Nosso discurso não se sustentaria se o saber exigisse a intermediação do ensino. Daí o interesse do antagonismo que enfatizo aqui entre o ensino e o saber […] O que me salva do ensino é o ato. (Lacan, [Alocução sobre o ensino, 1970], O.E., 2003, p.308-310)
Eis então o que obtenho após haver proposto esta experiência. Obtenho algo que não é absolutamente da ordem do discurso do mestre, e ainda menos do magister. Eu nunca falei de formação analítica, falei de formações do inconsciente. Não há formação do analista. Da análise tira-se uma experiência, que se qualifica muito erroneamente de didática. A experiência não é didática. Por que vocês pensam que tentei apagar inteiramente esse termo de didática e falei de psicanálise pura? (Lacan, Jacques. Sobre a experiência do passe. 3/11/ 1973)
A descoberta do inconsciente e a inauguração de um novo campo do saber por Freud implicam uma interrogação sobre sua transmissão e propagação. Como se forma, como se habilita, como se orienta, então, um analista? A resposta freudiana, bastante conhecida por nós, apoia-se no tripé análise pessoal, estudo teórico e supervisão.
Coube a Lacan radicalizar essa posição, criticando as nefastas intenções (con)formativas da posição de mestre: “Eu nunca falei de formação analítica, falei de formações do inconsciente” (Lacan, 1973). Sua aposta na formação é sustentada pela manutenção do dizer de Freud sobre o real (O.E., 2003, p. 453). Furo fundamental ao redor do qual construiu sua Escola, que se apoia nos dispositivos do cartel de do passe.
Em nossa época, encontramos diversas ofertas em nome da psicanálise, seja na internet, na universidade, em grupos de estudos e em coletivos de psicanalistas, que ampliam seu território para além dos consultórios privados, indo à periferia, entrando nas comunidades, ocupando as praças e dialogando com a saúde pública. Práticas que trazem suas contribuições singulares à questão da formação do psicanalista para uma Escola que não se fecha em si mesma, mas que se mantém advertida dos “desvios e concessões” que ameaçam a sega cortante da verdade freudiana (O.E., 2023, p. 235).

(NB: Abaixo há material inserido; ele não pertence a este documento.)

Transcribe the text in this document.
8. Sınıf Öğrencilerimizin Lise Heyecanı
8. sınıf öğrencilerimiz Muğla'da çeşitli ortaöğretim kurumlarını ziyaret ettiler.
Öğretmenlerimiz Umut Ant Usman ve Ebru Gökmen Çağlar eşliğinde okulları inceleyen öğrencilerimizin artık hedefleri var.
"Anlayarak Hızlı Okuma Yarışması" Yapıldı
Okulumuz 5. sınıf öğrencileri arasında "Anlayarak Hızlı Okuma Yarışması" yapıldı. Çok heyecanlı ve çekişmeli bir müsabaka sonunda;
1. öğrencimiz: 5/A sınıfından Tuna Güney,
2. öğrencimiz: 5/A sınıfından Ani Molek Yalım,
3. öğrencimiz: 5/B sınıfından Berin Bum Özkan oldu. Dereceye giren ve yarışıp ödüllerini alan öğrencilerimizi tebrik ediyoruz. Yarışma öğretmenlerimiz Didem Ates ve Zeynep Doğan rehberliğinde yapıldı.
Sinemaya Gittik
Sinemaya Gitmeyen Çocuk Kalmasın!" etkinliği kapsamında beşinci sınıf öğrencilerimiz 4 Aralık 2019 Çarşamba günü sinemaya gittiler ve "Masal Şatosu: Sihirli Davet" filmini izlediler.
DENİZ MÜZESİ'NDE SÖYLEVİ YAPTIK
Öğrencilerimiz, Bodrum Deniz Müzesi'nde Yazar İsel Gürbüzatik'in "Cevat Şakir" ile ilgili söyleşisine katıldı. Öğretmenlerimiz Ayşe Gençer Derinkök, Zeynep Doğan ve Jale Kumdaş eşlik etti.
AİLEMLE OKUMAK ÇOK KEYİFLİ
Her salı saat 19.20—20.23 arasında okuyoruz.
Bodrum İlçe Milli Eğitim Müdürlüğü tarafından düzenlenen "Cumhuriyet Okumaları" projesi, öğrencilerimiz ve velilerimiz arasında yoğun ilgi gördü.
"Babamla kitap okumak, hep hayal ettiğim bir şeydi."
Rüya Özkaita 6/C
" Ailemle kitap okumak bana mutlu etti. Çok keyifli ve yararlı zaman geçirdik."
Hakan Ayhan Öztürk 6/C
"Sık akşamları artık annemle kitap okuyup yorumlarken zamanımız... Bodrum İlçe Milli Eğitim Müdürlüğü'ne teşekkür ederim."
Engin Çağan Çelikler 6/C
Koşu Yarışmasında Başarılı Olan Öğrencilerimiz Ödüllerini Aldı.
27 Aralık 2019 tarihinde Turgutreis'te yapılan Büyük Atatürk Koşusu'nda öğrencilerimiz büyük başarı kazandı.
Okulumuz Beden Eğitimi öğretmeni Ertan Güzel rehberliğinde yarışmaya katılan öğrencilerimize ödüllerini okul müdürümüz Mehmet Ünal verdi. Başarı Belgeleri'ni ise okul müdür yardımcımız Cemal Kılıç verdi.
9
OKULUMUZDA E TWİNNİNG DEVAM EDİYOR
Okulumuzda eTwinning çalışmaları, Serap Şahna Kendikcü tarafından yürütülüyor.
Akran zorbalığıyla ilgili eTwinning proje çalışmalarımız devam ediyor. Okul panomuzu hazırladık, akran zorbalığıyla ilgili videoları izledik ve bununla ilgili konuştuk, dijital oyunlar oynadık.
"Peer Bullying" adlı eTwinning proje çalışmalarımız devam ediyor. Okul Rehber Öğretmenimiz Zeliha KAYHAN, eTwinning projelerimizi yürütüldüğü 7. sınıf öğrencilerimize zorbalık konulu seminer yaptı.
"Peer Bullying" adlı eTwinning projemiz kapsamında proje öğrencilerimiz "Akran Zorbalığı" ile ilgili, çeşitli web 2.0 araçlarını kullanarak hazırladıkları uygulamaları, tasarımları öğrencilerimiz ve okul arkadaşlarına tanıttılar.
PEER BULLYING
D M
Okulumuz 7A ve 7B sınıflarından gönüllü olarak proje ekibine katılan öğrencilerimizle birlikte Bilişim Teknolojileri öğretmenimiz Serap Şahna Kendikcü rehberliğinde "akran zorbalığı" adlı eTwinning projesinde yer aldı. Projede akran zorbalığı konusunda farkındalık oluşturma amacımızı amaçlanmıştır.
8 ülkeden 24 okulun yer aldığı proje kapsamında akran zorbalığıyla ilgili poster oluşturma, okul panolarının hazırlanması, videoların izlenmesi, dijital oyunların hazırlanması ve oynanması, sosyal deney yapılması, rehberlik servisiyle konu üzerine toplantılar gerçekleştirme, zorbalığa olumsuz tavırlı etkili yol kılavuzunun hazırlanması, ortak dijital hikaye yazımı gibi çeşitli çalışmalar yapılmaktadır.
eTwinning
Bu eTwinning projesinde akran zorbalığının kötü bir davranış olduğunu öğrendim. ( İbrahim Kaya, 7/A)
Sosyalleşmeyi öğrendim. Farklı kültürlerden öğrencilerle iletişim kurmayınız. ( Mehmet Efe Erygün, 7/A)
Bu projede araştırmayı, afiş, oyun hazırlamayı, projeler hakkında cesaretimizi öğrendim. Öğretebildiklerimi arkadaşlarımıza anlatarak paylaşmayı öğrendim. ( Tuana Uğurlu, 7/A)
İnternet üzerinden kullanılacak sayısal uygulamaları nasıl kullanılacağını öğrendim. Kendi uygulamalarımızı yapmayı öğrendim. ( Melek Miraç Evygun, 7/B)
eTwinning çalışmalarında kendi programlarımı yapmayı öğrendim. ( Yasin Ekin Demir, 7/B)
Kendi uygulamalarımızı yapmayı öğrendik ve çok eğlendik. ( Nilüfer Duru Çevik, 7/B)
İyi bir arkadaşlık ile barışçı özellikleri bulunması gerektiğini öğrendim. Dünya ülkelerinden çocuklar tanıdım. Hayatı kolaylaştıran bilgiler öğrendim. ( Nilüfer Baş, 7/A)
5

A impostura universitária da graduação em psicanálise, acompanhada da proliferação das promessas de instrução profissionalizante em sua virulência midiática, escamoteia a pergunta central sobre o que é um analista e sobre o real em jogo na sua formação. É através dessa formação que, contingencialmente, pode se dar a transmissão do intransmissível do desejo do psicanalista, como atesta o dispositivo do passe. Dessa maneira, faz-se urgente discutir, orientados pela ética da psicanálise e pelo ato analítico, qual a responsabilidade de nossa comunidade e de cada um que a compõe no que tange à formação do psicanalista.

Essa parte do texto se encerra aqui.